Environmental Restoration Planners


Employment Prospects


About 85,000 environmental scientists and specialists, a group that includes environmental restoration planners, are employed in the United States, according to the U.S. Department of Labor. Forty-two percent work for federal, state, and local government agencies. Many others work in the private sector for architectural, engineering, scientific, management, and technical consulting companies. 

Starting Out

Environmental restoration planners often get started in their careers through internships or part-time jobs at environmental restoration planning consultancies. They find opportunities through professional associations such as the American Planning Association and the National Association of Environmental Professionals, as well as by contacting companies directly. 

Advancement Prospects

Environmental restoration planners with five or more years of experience advance by taking on more complex projects. Senior-level planners may be promoted to management roles, in which they oversee the work of others while handling larger projects. They may become division or district managers, responsible for larger regions. Full-time environmental restoration planners may leave their positions to start their own consulting businesses. Others may go back to school to earn an advanced degree or get certified to improve their skills and knowledge in certain areas of environmental restoration planning. Lecturing at professional associations' events and conferences, teaching in colleges, and writing for trade publications are other ways that planners share their expertise and advance in their field.

Tips for Entry

Keep up with news and developments in the field by reading publications such as Planning (http://www.planning.org/planning) and Restoration Ecology (http://www.ser.org/page/RestorationEcology).

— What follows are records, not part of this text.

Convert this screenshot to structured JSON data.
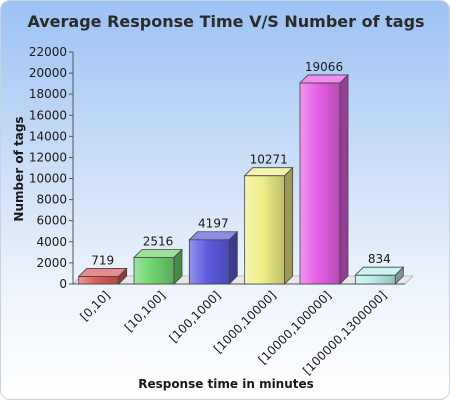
{
  "chart_data": {
    "type": "bar",
    "title": "Average Response Time V/S Number of tags",
    "xlabel": "Response time in minutes",
    "ylabel": "Number of tags",
    "categories": [
      "[0,10]",
      "[10,100]",
      "[100,1000]",
      "[1000,10000]",
      "[10000,100000]",
      "[100000,1300000]"
    ],
    "values": [
      719,
      2516,
      4197,
      10271,
      19066,
      834
    ],
    "ylim": [
      0,
      22000
    ],
    "yticks": [
      0,
      2000,
      4000,
      6000,
      8000,
      10000,
      12000,
      14000,
      16000,
      18000,
      20000,
      22000
    ],
    "grid": false,
    "legend": "none",
    "bar_colors": [
      "#e05a5a",
      "#6fd46f",
      "#5b5be0",
      "#eeee88",
      "#e65ee6",
      "#b8ecec"
    ]
  }
}
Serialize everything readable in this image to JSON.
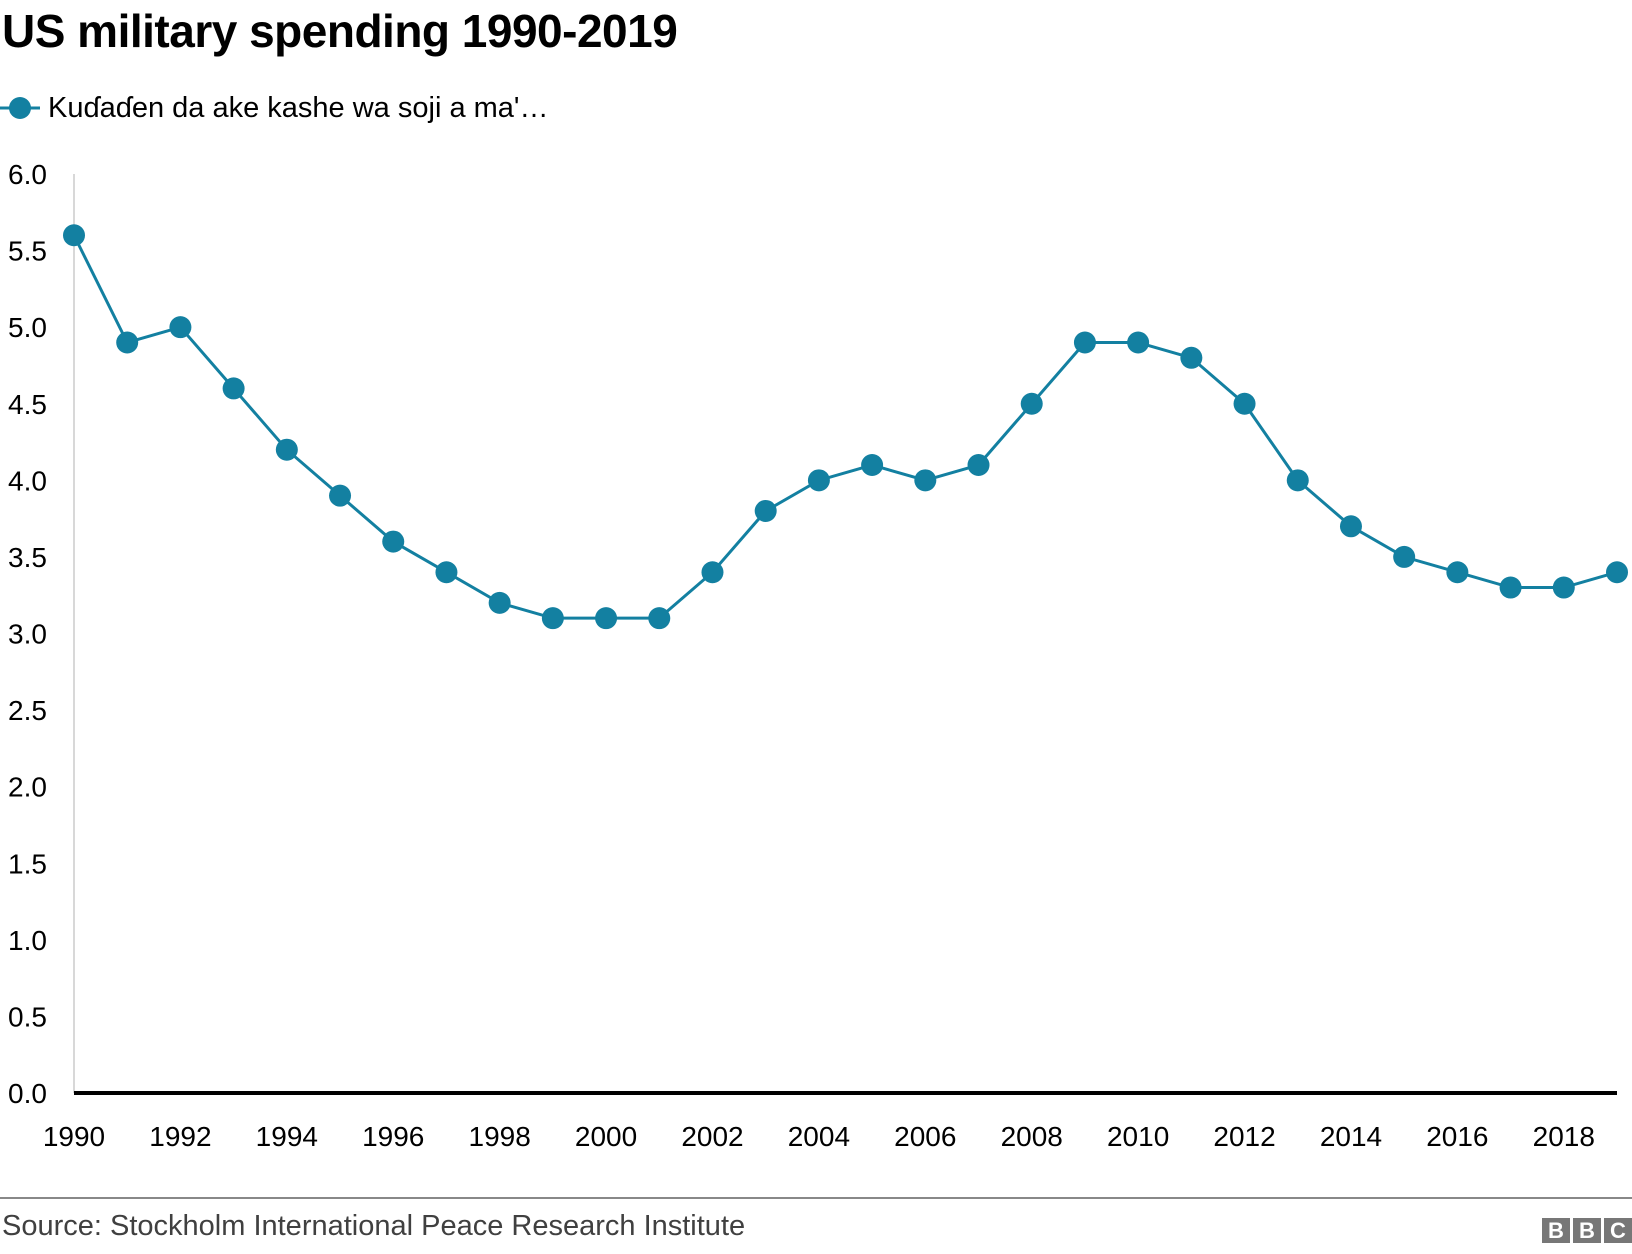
{
  "chart_data": {
    "type": "line",
    "title": "US military spending 1990-2019",
    "xlabel": "",
    "ylabel": "",
    "x": [
      1990,
      1991,
      1992,
      1993,
      1994,
      1995,
      1996,
      1997,
      1998,
      1999,
      2000,
      2001,
      2002,
      2003,
      2004,
      2005,
      2006,
      2007,
      2008,
      2009,
      2010,
      2011,
      2012,
      2013,
      2014,
      2015,
      2016,
      2017,
      2018,
      2019
    ],
    "series": [
      {
        "name": "Kuɗaɗen da ake kashe wa soji a ma'…",
        "color": "#1380a1",
        "values": [
          5.6,
          4.9,
          5.0,
          4.6,
          4.2,
          3.9,
          3.6,
          3.4,
          3.2,
          3.1,
          3.1,
          3.1,
          3.4,
          3.8,
          4.0,
          4.1,
          4.0,
          4.1,
          4.5,
          4.9,
          4.9,
          4.8,
          4.5,
          4.0,
          3.7,
          3.5,
          3.4,
          3.3,
          3.3,
          3.4
        ]
      }
    ],
    "ylim": [
      0,
      6
    ],
    "xlim": [
      1990,
      2019
    ],
    "y_ticks": [
      "0.0",
      "0.5",
      "1.0",
      "1.5",
      "2.0",
      "2.5",
      "3.0",
      "3.5",
      "4.0",
      "4.5",
      "5.0",
      "5.5",
      "6.0"
    ],
    "x_ticks": [
      "1990",
      "1992",
      "1994",
      "1996",
      "1998",
      "2000",
      "2002",
      "2004",
      "2006",
      "2008",
      "2010",
      "2012",
      "2014",
      "2016",
      "2018"
    ],
    "grid": false,
    "legend_placement": "top-left"
  },
  "source": "Source: Stockholm International Peace Research Institute",
  "logo": "BBC"
}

Visit https://www.planning.org/jobs/search and https://naep-jobs.careerwebsite.com for job listings.

Find industry publications, educational workshops, networking opportunities, and other resources through membership to professional associations, such as the American Planning Association, https://www.planning.org, and the National Association of Environmental Planners, http://www.naep.org.

Get an internship or part-time job at an environmental restoration planning consultancy. Ask your school's career services office for help with locating opportunities.